The tortured explanation he offered, replete with a poor grasp of the scientific nomenclature, is no different to his posture when he denied the existence of HIV and that it caused Aids.”

That Mbeki chose to make these remarks after years of remaining silent was “simply shocking”, ASSAf said.

“His comments also come in an era of social media, through which young people may view him as an ‘influencer’ and potentially propagate his views, with serious aggravating consequences.

“We strongly urge him to desist from further expounding publicly on this matter in a way that reverses the gains the country has made in managing this most heavy burden of HIV/Aids and from abusing academic platforms to peddle unscientific fringe theories that can only serve to confuse those who are, or may be at risk of, those living with HIV and Aids,” ASSAf said.

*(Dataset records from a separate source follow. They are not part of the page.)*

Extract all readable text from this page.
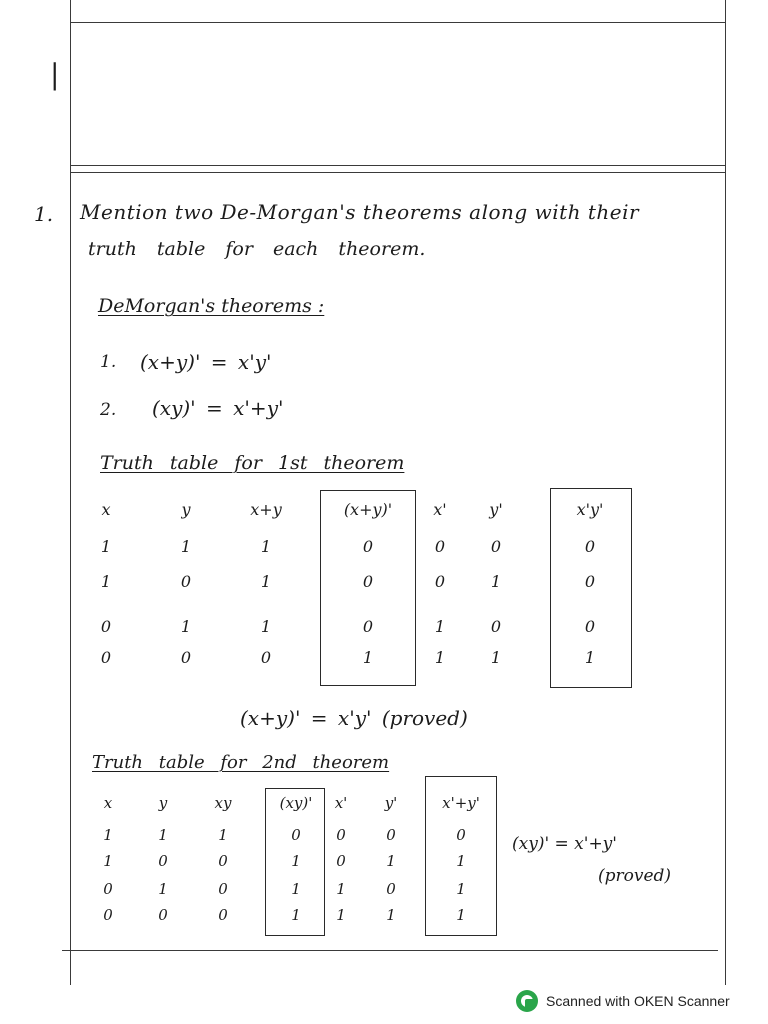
|
1. Mention two De-Morgan's theorems along with their
truth table for each theorem.
DeMorgan's theorems :
1. (x+y)' = x'y'
2. (xy)' = x'+y'
Truth table for 1st theorem
x	y	x+y	(x+y)'	x'	y'	x'y'
1	1	1	0	0	0	0
1	0	1	0	0	1	0
0	1	1	0	1	0	0
0	0	0	1	1	1	1
(x+y)' = x'y' (proved)
Truth table for 2nd theorem
x	y	xy	(xy)'	x'	y'	x'+y'
1	1	1	0	0	0	0
1	0	0	1	0	1	1
0	1	0	1	1	0	1
0	0	0	1	1	1	1
(xy)' = x'+y'
(proved)
Scanned with OKEN Scanner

Health Department spokesperson Foster Mohale said: “DoH comment is that HIV attacks the immune system, which leads to a person infected manifesting with different types of diseases due to a compromised immune system (eg diarrhoea, oral sores, chest infections, skin infections, anaemia, loss of weight, etc).”

The Treatment Action Campaign (TAC) also slammed Mbeki for being unrepentant about his HIV/Aids denialism.

Talking to Cape Times sister publication The Star, TAC national chairperson Sibongile Tshabalala said she was incensed by Mbeki’s comments.

She said she held a personal grudge against the former president as someone who had been living with HIV for the last 22 years.

“I am very disappointed as a person living with HIV, and I am disappointed as someone who has suffered.

With all the challenges we have been through, the former president still thinks that way.”